The gap between the 1970s and now seems more like a chasm. The extent of the divide was brought home to me recently on the 40th anniversary of the Apollo 13 mission when 'a young person' told me that he was amazed that it had actually happened as, although he'd seen the film he hasn't realised it was based on a true story. All at once I felt I had been round the moon with the astronauts, and on a bike. Yet on the bedrock of our profession there lurked then as now an acknowledged yet usually unspoken awkwardness about toothlessness.

When I was at dental school in the 1970s – oh dear, I had promised myself that I would never include in an Editorial the words 'when I was...', oh well – prosthetics was regarded as the Cinderella of dentistry (not even prosthodontics you'll note, which was far too lah-di-dah a term for the humble full-full). Yes, even then, when the ink was hardly dry on the 1968 Adult Dental Health Survey and when about one third of the adult UK population was edentulous, it was viewed as the department at the failed end of the corridor of dentistry; the acrylic cul-de-sac of calamity.
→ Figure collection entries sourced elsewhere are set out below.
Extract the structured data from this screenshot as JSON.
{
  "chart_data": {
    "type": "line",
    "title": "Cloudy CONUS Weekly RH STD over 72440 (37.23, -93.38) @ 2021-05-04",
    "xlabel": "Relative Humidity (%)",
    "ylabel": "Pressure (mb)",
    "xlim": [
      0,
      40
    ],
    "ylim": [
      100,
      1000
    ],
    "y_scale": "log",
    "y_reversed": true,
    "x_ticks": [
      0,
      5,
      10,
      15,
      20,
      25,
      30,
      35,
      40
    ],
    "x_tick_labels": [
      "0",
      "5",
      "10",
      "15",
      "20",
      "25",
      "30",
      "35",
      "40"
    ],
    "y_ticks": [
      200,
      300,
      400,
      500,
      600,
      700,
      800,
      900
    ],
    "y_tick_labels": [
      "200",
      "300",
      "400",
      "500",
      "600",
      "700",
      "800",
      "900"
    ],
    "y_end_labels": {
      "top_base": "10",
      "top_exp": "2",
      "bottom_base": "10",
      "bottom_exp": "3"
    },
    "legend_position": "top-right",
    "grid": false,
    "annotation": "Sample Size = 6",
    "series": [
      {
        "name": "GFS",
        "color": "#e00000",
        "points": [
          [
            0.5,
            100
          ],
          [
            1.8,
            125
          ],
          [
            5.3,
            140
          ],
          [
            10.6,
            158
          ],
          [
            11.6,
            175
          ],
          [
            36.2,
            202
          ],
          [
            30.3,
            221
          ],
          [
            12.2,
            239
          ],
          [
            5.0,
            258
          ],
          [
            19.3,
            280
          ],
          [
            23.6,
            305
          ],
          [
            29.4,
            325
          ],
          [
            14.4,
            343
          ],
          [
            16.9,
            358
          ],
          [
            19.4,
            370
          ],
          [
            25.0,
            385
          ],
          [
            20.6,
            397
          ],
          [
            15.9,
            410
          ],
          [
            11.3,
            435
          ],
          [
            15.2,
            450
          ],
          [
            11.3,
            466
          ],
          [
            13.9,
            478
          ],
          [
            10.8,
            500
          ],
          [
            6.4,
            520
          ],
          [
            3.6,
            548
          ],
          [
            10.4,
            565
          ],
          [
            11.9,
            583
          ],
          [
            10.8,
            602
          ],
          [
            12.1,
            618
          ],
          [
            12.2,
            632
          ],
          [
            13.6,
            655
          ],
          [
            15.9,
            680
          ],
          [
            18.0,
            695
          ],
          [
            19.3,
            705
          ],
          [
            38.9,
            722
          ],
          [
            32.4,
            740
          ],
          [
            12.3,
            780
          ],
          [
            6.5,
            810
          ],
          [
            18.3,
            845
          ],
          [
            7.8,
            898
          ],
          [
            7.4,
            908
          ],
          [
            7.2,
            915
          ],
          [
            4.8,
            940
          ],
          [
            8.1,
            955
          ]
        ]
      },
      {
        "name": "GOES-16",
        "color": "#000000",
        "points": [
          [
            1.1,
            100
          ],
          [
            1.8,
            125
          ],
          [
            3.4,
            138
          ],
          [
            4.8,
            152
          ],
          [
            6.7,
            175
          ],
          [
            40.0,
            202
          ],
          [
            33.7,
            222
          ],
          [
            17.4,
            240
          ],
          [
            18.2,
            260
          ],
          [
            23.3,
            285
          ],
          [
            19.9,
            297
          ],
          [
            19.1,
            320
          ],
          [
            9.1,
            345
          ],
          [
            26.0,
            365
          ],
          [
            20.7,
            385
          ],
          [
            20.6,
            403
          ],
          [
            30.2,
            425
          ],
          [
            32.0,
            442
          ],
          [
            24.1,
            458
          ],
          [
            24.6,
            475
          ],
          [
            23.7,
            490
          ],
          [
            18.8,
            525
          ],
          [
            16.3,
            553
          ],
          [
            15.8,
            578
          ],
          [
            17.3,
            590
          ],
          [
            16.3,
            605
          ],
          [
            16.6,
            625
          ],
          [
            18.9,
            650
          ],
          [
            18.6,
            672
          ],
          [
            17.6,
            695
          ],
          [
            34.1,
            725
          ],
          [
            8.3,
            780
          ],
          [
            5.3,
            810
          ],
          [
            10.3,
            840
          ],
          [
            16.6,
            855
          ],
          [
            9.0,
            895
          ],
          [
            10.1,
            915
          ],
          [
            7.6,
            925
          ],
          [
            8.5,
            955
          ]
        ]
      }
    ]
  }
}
We were told that from there the only way was up. It seemed a bit harsh to be honest, as cheap-day ticket clutching ladies of a certain age bussed themselves in from north and east London to have some really quite respectable complete dentures made for them by the students at University College Hospital Dental School, a very worthy establishment that had its doors closed later last century as there were too many dentists. A chasm of time indeed.
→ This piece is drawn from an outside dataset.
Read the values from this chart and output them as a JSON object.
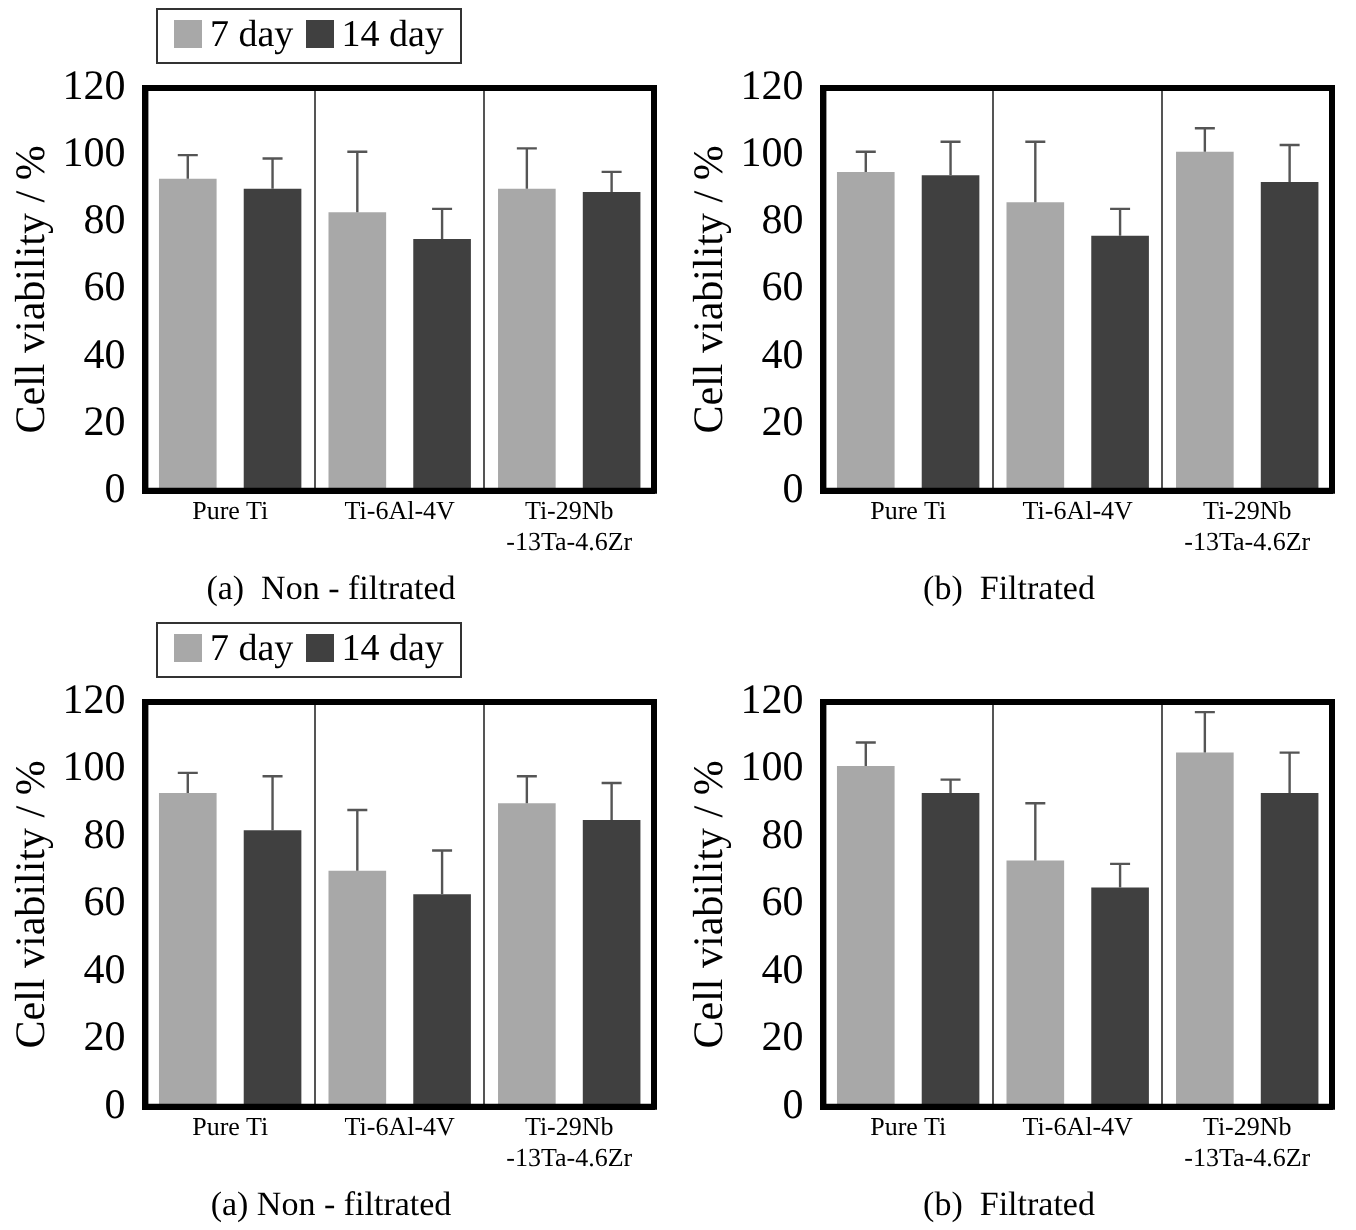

But what of this reminiscing that I promised myself not to indulge in? It has been stimulated by a research paper that we published in a recent BDJ on the state of prosthodontic teaching, and by Paul Wright's Editorial of two issues ago on national deficit fuelled funding cut backs in UK dental schools.1,2 Both pieces pose questions about the way in which we teach our students, what we expect from them on graduation and how we see the profession developing in the future.

Glass blowing, thatching and dentures

The line of thinking is that because the percentage of edentulous people has fallen so dramatically in the last 40 years, and looks set to continue to decline probably to about 6%, we need not pay so much attention to it in the curriculum. Hence the similarly declining number of cases required by today's graduates. However, 6% still represents some four million citizens and this does not include those people who are edentulous in one arch only, who provide a similar if not greater therapeutic challenge. Of course it will be fine because we now have Clinical Dental Technicians (CDTs) who are especially trained to do this work. The General Dental Council in their role of protecting the public have seen fit to register them and they are now regarded as part of the dental team.

We know too, because we have been beaten about the head with it for many a year now, that the future is in the dental team – and rightly so. Presumably then our dental schools are busy ensuring that tomorrow's dentists are team leaders, trained alongside their erstwhile team mates to learn to delegate and to be comfortable to lead them. Does this sound like the pattern that you have heard or experienced? Probably not.

Plus the problem becomes more complex yet. Even if undergraduates were trained alongside, in this case CDTs (which they are not) or taught how to refer, delegate and practice with them (which they are not) very few, if any, CDTs work now or will work in future in the NHS. So how many of the four million will be able to afford the private fees of whoever eventually has the residual skills to teach them? Will it be perhaps a case of seeing complete denture provision as one of a BBC2 documentary series on keeping heritage skills alive, together with glass blowing, thatching and blacksmithing?

We are also told that the undergraduate timetable is bursting at the seams with new subjects. Implants, behavioural sciences, communication, tooth whitening, tobacco cessation, the list is seemingly endless and expensive in terms of cash, of which there will be less in the short and medium term, and in terms of attracting skilled and willing teachers. The conundrum seems all but as complete as the dentures on which it is founded.

Cultural myth has it that 'in the old days' people saw the act of having all their teeth removed and dentures fitted as being the cure for any further tooth troubles. So I think it is a curious irony that as a profession we have been making very similar assumptions about there being a place in which we can offload complete denture treatment, conveniently out of the way in the bedside denture mug of destiny.